玉迭吩咐丫头打些水,拧干帕子伺候林月茹梳洗,待小姐安置后这才退回厢房,在外间的次间稍做休憩。
却说林月茹虽身心疲惫,却是怎地都睡不着,在床上翻来覆去始终无法安然入睡。脑子里纷争杂乱,一时是早年家中遭罪悲惨场景,一时是青楼左右逢源虚荣嘴脸,到最后竟满是与沈毅堂那浑人争锋相对,相爱相杀的画面。
想起方才庄子里的下人请安时唤的那声“夫人”,林月茹心底一阵震痛,她怎么敢,她怎么能啊,那声声犹如一丝魔音钻入心底,对她无时不刻不再进行着嘲讽。
原来这回沈毅堂来到元陵便是为了回到祖籍完婚地,这沈家早早便与那江南扬州簪缨世家苏家结了姻亲,不过是这沈毅堂嫌弃那沈家未婚妻苏媚初其貌不扬,不慎喜欢,是以这场亲事才一拖再拖。直至年前,这沈老夫人忽然身体有恙,差点魂归天命,唯独放心不下沈毅堂这宝贝疙瘩的人生大事,是以,这才把这场婚事提上了日程。
这林月茹一早便知晓他有婚约在身,也从未想过自己有朝一日能够飞入枝头,便是落在枝头也成不了。她原不过是个青楼女子,自知身份低贱,委身那烟花之地不过是为了找个栖身之所,原想便是这般了此一生,不料却遇到了沈毅堂,成了他后院诸多姬妾之一。这后宅妾氏,不过同样是以色是人,待他日颜色老去,人老珠黄,终不是长久之计。她命运多踹早已看淡一切,不愿余生被困在这一方宅院中,日日与人勾心斗角,不择手段。
可是事实却是:事到如今,日日与君朝夕相处,她早已溃不成军了。不可否认,在这场男女对决的博弈中,她却是输了,并且是满盘皆输。
却说那边秦氏领着春生等人出来后,到了外头,众人这才卸下了拘谨,松快了。唯有那对双生姐妹花儿情绪亢奋,从头至尾,眼睛就没离开过那对金兔裸子,其中一个直赞叹道:“我今儿可算是开了眼了,咱们奶奶便是那画里走出来的仙女般的人物!”
另外一个附和道;“也唯有这般人物才配得上这金贵的身份啊!”话里话外隐隐有些倾羡。又觉得这会儿入了贵人眼,得了贵人的赏赐及夸赞,双生两人觉得得了脸面,便不禁有些沾沾自喜,话语间不自觉带着些趾高气昂,后更是半句话离不得“咱们奶奶”,“咱们夫人”。
春生听了,心里翻了个白眼,暗道;不过一个家生奴才,得了句赏,便是左一个“咱们”,右一个“咱们”,真是好大个脸面。

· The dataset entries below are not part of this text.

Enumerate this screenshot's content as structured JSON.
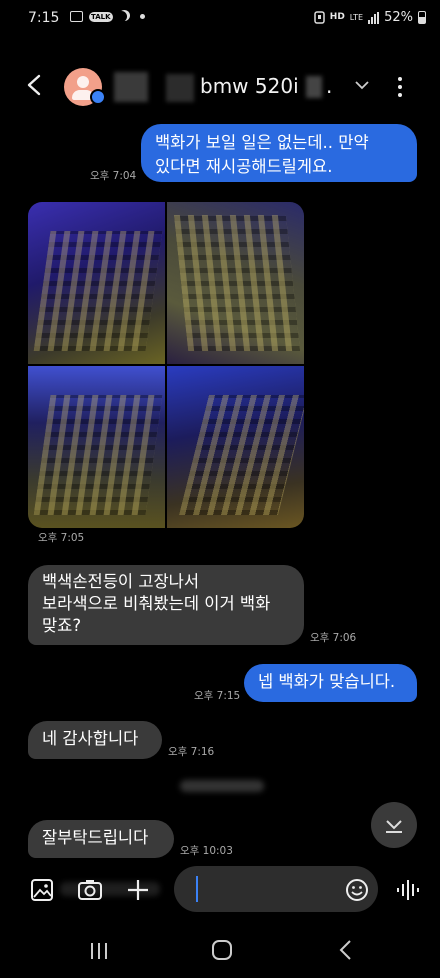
{
  "status_bar": {
    "time": "7:15",
    "notification_icons": [
      "gallery-icon",
      "talk-icon",
      "moon-icon",
      "dot-icon"
    ],
    "hd_label": "HD",
    "network": "LTE",
    "battery": "52%"
  },
  "header": {
    "contact_name": "bmw 520i",
    "name_suffix": ".",
    "avatar_badge_color": "#3b82f6",
    "icons": [
      "back-arrow-icon",
      "avatar-icon",
      "chevron-down-icon",
      "more-vertical-icon"
    ]
  },
  "messages": [
    {
      "type": "sent",
      "text": "백화가 보일 일은 없는데.. 만약\n있다면 재시공해드릴게요.",
      "time": "오후 7:04"
    },
    {
      "type": "received_images",
      "image_count": 4,
      "time": "오후 7:05"
    },
    {
      "type": "received",
      "text": "백색손전등이 고장나서\n보라색으로 비춰봤는데 이거 백화\n맞죠?",
      "time": "오후 7:06"
    },
    {
      "type": "sent",
      "text": "넵 백화가 맞습니다.",
      "time": "오후 7:15"
    },
    {
      "type": "received",
      "text": "네 감사합니다",
      "time": "오후 7:16"
    },
    {
      "type": "received",
      "text": "잘부탁드립니다",
      "time": "오후 10:03"
    }
  ],
  "composer": {
    "icons": [
      "gallery-icon",
      "camera-icon",
      "plus-icon",
      "emoji-icon",
      "voice-icon"
    ]
  },
  "colors": {
    "sent_bubble": "#2a6ae0",
    "received_bubble": "#3a3a3a",
    "background": "#000000"
  },
  "nav_icons": [
    "recents-icon",
    "home-icon",
    "back-icon"
  ]
}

那双生姐姐欢儿见春生面色不虞,以为是为了这次赏赐而不快,平日里大家皆是多夸赞这陈春生,夸她聪明伶俐,蕙质兰心,纵使家中姐妹双生稀罕,却也总是被压上一头。且观此次在这贵人面前,原也只是个纸老虎,入不得台面地,那欢儿见春生气嘘,欢儿便觉得心中痛快,总算扬眉吐气一番。
那秦氏见春生性质不高,也如欢儿所想的那般,以为是为着这次被忽略而难受,便从前头刚得的赏赐挑出个小金裸子,递给春生,笑着道;“春生,来来来,莫要不高心了,这个你拿去玩儿,老婆子我原先在府里见多了,本就给小丫头添趣儿的···”

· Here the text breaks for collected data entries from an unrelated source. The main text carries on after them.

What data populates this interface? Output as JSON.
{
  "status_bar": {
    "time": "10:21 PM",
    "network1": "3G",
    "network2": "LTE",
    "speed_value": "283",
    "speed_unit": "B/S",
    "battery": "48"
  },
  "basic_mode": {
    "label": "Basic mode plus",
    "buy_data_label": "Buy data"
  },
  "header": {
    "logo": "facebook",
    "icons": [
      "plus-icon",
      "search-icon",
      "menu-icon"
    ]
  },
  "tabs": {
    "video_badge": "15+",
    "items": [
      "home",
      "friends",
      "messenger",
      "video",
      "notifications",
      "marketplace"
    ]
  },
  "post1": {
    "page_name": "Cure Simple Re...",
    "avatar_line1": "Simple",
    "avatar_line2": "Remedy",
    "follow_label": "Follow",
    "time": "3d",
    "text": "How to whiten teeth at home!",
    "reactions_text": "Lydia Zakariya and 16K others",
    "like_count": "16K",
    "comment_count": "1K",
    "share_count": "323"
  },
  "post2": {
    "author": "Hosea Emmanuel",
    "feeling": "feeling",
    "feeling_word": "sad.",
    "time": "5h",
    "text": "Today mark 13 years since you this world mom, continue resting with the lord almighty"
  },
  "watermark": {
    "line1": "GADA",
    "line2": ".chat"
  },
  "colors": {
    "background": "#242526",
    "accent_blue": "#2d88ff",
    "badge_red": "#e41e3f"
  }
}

那秦氏是庄子里的管事婆子,是个得脸的行当,得赏定是与旁人不同了,这金裸子只是其中一个,虽不如那金兔子精致,也是个有趣的。
春生这才发觉,原来被大家误解了,这秦婆子素来与陈家交好,春生平日里总唤声秦婆婆,遂当即唤了声婆婆,然后忙推辞道,“不用了,您还是留给小壮儿玩耍吧,我真的不是在意则个···”
这小壮儿是秦氏的小孙子,不过三岁年纪,生得圆润似球状,最是粘人淘气,平日里最喜爱新奇玩意,无聊之际春生教他嘴吐泡泡,每日遇着春生,总是卖力地朝着她吐泡泡,并邀请她一同玩得到的新玩意儿,最是可爱得紧。
待春生推了秦氏回到家中后,便坐到床上沉默无语,却并不是为了在主子前头得不得脸这等浅脸皮之事烦恼,只是忽然一下子为着人生前程感到有些迷茫。
她自小便生长在这小户人家,所见之人啊,皆是为了活着而活着,每天睁开眼睛不是操劳着财米油盐酱醋,便是为了娶妻生子或是嫁作他人妇,或是为了传宗接代延绵子嗣。可今日却忽然发觉,纵使每个人都会经历同样的过程,却也活得各不相同。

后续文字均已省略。